Hi everyone,
I implemented a sort-of Deep Markov Model (as in your tutorial) and used the MaskedDistribution
to cope with sequences of different lengths in the batch. This is the code snippet:
for t in range(1, T_max + 1):
k = pyro.sample(
"obs_x_%d" % t,
dist.OneHotCategorical(probs[:, t - 1, :]).mask(mini_batch_mask[:, t - 1 : t]),
obs=one_hot(target[:, t - 1], self.embedding.num_embeddings),
)
Let me suppose that T_max
is the maximum sequence length in the batch (e.g. 41), probs
is a three-dimensional tensor of shape [batch_size, max_seq_length, cat_probs] = [16, 41, 40], mini_batch_mask
is a two-dimensional boolean vector of shape [batch_size, max_seq_length] = [16, 41], and finally target
is a two-dimensional tensor of shape [16, 40].

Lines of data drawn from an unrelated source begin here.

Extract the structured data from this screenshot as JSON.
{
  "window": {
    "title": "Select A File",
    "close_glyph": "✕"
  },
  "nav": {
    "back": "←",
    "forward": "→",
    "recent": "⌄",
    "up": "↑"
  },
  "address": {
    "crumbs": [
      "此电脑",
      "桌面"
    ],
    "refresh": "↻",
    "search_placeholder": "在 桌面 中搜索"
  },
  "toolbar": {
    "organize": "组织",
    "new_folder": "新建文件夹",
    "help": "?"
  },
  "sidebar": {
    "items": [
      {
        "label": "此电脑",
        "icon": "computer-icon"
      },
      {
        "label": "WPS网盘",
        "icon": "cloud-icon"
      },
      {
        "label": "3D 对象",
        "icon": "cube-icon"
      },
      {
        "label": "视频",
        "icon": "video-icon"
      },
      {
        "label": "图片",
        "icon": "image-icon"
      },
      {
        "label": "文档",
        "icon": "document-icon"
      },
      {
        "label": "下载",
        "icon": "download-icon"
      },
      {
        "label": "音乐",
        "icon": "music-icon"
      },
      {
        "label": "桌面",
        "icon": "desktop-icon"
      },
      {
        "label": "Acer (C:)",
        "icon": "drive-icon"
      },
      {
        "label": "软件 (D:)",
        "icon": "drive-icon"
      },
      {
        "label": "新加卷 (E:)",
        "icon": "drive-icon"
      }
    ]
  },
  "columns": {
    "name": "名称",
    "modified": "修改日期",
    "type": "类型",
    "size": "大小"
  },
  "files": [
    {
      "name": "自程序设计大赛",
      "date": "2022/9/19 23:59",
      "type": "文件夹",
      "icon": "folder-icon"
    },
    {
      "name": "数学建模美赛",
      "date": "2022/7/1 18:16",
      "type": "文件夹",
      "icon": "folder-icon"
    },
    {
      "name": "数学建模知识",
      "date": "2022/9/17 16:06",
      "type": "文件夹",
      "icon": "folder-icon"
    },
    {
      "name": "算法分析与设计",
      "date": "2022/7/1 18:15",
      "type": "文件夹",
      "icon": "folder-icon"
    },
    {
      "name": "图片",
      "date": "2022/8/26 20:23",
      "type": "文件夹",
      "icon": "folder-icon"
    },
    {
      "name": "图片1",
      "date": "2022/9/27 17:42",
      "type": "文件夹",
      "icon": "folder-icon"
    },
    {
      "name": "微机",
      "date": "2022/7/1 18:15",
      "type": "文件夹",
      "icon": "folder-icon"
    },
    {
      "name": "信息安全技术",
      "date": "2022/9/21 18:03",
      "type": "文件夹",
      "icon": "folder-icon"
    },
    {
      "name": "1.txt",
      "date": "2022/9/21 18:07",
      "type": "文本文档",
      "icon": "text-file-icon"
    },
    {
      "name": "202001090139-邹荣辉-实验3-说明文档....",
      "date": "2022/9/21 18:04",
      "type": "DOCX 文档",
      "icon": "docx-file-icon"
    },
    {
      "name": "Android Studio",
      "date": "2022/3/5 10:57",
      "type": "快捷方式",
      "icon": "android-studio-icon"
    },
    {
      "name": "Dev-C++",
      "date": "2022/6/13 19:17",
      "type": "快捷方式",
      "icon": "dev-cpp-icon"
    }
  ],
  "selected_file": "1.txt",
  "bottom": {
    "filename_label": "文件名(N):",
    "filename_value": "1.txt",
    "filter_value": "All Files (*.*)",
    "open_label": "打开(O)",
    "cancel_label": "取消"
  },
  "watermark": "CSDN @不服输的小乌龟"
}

From the code above, I would have expected that the shape of dist.OneHotCategorical(probs[:, t - 1, :]).mask(mini_batch_mask[:, t - 1 : t])
would have been [16, 40], but it returns [16, 16, 40] instead.
Am I wrong? My goal is to avoid, step by step, that the padding symbol (0) “pollutes” (to use the same words as in your tutorial) the model computation.
Thank you in advance